CSIRT / CIRT: Computer Security Incident Response Team: the internal or outsourced group responsible for coordinating breach response, preserving evidence, and communicating with regulators and insurers.
IR retainer: Pre-negotiated contract with an IR firm guaranteeing response SLAs and priority access when a breach occurs. Annual costs typically range $25,000–$150,000 depending on size and scope. See retainer pricing guide.
Tabletop exercise: Discussion-based simulation where key stakeholders walk through a hypothetical breach scenario to identify gaps in the IR plan without deploying technical resources. NIST recommends at least annually.
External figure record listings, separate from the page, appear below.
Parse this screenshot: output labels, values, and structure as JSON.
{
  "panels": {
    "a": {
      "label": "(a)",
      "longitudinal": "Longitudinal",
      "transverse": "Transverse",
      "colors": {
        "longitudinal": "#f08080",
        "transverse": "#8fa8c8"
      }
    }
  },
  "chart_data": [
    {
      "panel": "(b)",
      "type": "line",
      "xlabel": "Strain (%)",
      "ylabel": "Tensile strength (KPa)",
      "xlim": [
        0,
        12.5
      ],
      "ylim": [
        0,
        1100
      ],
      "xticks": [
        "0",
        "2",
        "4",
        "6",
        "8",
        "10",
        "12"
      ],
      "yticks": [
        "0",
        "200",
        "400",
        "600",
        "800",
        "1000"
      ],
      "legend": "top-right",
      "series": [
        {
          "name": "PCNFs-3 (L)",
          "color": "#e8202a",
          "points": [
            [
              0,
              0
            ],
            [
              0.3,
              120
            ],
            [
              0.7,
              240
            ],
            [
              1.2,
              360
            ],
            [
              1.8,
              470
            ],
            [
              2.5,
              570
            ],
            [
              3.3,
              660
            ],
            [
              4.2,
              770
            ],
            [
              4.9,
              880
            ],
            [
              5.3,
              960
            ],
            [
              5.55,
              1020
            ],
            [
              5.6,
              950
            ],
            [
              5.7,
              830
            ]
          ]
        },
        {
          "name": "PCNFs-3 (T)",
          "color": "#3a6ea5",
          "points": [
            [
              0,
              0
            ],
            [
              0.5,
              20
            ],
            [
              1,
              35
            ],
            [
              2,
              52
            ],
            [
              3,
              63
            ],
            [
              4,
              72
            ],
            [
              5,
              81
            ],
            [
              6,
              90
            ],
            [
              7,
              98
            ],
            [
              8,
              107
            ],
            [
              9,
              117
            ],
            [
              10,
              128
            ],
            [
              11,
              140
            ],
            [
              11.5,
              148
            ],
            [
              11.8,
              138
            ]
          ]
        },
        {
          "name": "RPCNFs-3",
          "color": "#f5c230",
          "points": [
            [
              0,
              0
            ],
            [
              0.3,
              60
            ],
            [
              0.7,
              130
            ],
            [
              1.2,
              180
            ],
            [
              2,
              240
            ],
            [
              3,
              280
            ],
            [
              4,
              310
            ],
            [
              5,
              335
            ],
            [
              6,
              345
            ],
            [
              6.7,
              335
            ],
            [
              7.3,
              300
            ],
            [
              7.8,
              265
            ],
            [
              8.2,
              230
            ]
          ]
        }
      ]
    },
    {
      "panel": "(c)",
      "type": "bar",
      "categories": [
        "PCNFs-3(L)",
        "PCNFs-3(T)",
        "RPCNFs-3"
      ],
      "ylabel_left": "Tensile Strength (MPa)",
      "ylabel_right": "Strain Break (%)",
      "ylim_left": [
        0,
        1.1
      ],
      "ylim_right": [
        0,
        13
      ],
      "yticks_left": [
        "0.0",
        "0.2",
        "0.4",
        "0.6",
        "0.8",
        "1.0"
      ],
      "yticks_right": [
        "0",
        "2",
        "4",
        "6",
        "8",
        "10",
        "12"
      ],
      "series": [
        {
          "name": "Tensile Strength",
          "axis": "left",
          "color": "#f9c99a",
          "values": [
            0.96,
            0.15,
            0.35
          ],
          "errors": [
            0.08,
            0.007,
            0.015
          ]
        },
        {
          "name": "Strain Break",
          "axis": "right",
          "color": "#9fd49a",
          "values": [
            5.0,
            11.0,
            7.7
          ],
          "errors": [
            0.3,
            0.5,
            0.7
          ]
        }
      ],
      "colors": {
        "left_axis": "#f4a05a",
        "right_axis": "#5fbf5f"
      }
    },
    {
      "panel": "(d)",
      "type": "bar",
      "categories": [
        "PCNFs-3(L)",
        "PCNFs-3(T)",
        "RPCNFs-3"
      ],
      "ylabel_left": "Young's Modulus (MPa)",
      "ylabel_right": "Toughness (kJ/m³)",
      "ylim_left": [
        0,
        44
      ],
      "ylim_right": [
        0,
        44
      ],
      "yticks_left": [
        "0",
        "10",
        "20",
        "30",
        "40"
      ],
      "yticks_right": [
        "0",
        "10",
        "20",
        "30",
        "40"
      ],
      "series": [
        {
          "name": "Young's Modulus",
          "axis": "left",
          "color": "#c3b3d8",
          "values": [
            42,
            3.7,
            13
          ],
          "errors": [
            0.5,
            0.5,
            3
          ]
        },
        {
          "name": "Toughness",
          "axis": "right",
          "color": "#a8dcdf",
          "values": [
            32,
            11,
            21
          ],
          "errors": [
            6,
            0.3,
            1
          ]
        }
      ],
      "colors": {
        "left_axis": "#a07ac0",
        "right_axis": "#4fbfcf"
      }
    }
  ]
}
See tabletop exercise guide.
Breach coach: Privacy attorney—typically engaged through cyber insurance—who provides privileged legal direction during breach response, manages regulatory notification strategy, and coordinates external IR vendors.
PCI PFI (Payment Card Industry Forensic Investigator): QSA-certified investigator approved by Visa and Mastercard to conduct mandatory forensic investigations after a payment card data breach. Required under card-brand rules; engagement initiated through the acquirer.
OFAC (Office of Foreign Assets Control): U.S. Treasury agency enforcing economic sanctions. Paying ransomware to a sanctioned entity—such as those on the SDN list—can result in civil penalties up to $1 million per transaction, even if unintentional. See ransomware negotiation guide.